Comparação entre CID-11 e DSM-5 Comparação conceitual
CID-11 e DSM-5 fizeram uma mudança semelhante nos critérios diagnósticos para esquizofrenia. A mudança consistiu na remoção dos primeiros sintomas de Schneider dos critérios diagnósticos de esquizofrenia por ambos os sistemas.3,34 O DSM-IV exigia apenas um delírio bizarro ou alucinação auditiva de primeira classe para atender ao critério A dos critérios diagnósticos. 60 O DSM-5 eliminou este critério e, portanto, nesta versão do DSM, qualquer tipo de delírio ou alucinação tem o mesmo valor diagnóstico.3 Essa decisão foi baseada nos estudos que mostraram a baixa especificidade dos delírios bizarros e a dificuldade em distinguir entre delírios bizarros e não bizarros, 61,62 e nos artigos que mostraram que as alucinações auditivas de primeira ordem eram de confiabilidade variável, valor de prognóstico ruim, baixa especificidade e frequência inconsistente.62 Dado que menos de 2% dos pacientes foram diagnosticados com esquizofrenia com base em sintomas de primeira ordem, não se espera que essa mudança tenha um grande impacto no diagnóstico.62
CID-11 apresenta 2 diferenças nos critérios diagnósticos de esquizofrenia com DSM-5. Embora o CID-11 e o DSM-5 exijam que os sintomas psicóticos durem pelo menos um mês para fazer o diagnóstico de esquizofrenia, 2,31 o DSM-5 também requer que esses sintomas, juntamente com os sintomas prodrômicos ou residuais, estejam presentes por 6 meses.2,42 Tem sido apontado que existem poucos estudos que investigaram diretamente o critério da duração de um mês dos sintomas psicóticos, 63 mas que esse critério é mantido na CID-11 dada a alta estabilidade do construto da esquizofrenia levando este período em consideração.64 Por outro lado, embora a função prejudicada seja um critério diagnóstico de esquizofrenia no DSM-5, não é considerada no CID-11. A CID argumenta que déficits funcionais não ocorrem em todas as pessoas com esquizofrenia e, portanto, não são específicos para o transtorno.42 Além disso, aponta que os transtornos mentais devem ser definidos com base em seus sintomas e não em relação a limitações de atividades.17 Por por sua vez, o DSM usa um critério de “significado clínico do dano” como um limite para identificar transtornos mentais. Portanto, de acordo com esta abordagem, o DSM-5 mantém o comprometimento funcional como um critério de diagnóstico.37
Comparação na descrição
CID-11 e DSM-5 fizeram mudanças semelhantes na descrição da esquizofrenia.
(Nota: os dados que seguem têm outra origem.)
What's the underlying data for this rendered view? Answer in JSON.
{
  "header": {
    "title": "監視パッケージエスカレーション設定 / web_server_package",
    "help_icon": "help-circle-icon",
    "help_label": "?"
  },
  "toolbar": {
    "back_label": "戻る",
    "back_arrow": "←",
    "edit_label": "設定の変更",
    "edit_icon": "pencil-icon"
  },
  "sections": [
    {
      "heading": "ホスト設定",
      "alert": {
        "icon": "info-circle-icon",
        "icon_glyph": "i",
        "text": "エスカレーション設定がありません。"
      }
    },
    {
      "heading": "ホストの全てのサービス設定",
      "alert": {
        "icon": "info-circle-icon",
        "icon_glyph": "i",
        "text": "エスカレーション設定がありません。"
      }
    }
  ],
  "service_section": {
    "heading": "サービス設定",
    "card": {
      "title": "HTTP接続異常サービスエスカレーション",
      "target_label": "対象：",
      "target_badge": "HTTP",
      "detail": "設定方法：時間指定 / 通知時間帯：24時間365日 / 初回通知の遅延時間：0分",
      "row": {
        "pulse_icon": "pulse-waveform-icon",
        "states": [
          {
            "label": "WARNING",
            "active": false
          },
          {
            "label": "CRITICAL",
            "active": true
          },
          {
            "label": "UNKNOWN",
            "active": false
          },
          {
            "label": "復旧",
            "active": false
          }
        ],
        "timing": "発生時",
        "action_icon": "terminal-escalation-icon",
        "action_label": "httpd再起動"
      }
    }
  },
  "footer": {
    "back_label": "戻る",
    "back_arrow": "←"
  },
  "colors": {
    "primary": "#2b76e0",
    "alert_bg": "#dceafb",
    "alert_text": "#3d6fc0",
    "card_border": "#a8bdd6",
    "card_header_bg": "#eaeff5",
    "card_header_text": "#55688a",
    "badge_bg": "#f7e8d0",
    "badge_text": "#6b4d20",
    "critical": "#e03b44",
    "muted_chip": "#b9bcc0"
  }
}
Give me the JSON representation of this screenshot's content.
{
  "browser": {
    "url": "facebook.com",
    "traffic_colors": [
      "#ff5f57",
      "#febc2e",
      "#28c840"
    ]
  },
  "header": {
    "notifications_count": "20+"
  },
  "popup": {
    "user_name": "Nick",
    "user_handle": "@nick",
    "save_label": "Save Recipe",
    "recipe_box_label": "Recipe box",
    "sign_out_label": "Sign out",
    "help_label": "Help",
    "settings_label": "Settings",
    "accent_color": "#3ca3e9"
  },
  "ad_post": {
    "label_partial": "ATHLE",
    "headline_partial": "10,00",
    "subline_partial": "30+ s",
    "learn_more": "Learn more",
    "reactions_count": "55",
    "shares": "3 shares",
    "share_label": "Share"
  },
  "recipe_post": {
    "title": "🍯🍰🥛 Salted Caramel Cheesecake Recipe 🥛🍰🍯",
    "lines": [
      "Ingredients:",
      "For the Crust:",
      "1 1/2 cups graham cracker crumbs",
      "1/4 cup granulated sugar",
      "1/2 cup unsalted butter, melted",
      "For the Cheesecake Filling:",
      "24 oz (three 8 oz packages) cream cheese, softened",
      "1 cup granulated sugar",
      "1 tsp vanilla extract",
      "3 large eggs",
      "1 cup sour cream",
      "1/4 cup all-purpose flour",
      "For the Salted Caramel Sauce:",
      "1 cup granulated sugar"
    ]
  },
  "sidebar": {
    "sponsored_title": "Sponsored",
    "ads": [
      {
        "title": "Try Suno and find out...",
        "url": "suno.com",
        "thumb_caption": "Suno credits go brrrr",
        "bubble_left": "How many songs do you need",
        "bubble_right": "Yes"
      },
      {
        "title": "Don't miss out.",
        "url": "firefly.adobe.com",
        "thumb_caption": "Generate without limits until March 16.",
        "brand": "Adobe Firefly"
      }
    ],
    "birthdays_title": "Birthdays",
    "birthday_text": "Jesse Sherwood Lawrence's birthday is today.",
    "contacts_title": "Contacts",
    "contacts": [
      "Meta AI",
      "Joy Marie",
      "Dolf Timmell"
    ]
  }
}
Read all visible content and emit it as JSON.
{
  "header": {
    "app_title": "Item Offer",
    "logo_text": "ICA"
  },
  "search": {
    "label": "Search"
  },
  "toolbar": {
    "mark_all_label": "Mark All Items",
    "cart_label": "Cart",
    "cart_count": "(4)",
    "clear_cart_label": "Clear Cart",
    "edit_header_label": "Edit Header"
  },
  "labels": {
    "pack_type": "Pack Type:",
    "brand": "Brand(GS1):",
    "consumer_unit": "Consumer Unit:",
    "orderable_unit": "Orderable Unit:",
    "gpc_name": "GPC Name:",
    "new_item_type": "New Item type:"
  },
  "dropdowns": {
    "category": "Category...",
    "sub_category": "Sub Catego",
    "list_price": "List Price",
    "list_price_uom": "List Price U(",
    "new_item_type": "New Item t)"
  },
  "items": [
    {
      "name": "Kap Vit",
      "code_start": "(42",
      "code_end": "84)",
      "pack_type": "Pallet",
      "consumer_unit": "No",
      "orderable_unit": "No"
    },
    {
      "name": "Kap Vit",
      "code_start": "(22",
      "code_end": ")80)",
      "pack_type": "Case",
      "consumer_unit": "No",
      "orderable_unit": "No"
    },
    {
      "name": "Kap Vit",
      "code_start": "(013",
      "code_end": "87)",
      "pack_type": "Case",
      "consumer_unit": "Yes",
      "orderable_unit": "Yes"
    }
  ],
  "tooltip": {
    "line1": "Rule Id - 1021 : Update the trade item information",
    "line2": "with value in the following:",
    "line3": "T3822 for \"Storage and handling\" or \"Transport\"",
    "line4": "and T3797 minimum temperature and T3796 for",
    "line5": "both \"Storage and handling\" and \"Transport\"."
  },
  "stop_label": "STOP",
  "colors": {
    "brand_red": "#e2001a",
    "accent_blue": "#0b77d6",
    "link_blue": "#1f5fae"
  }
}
Ambos os sistemas removeram os subtipos do transtorno, pois tinham pouca utilidade clínica, baixa estabilidade diagnóstica, nenhuma hereditariedade e pouca influência no tratamento.3,42 Da mesma forma, estudos de análise de agrupamento mostraram que os sintomas de esquizofrenia foram agrupados de forma diferente dos subtipos propostos em o DSM.65,66 Na prática clínica, apenas os subtipos indiferenciados e paranóides eram usados com alguma frequência, enquanto os outros subtipos raramente eram usados.22 Por exemplo, nos Estados Unidos, o subtipo catatônico foi usado apenas no diagnóstico de 1% de Pacientes com Medicaid e em 2% daqueles tratados ambulatorialmente.27 Essas categorias foram pouco utilizadas em pesquisas, observando que apenas 9,8% dos estudos publicados em 1990 e 6,5% em 2010 consideraram subtipos de esquizofrenia.67 Esses achados serviram para apoiar a remoção do subtipos de esquizofrenia de ambos os sistemas de classificação.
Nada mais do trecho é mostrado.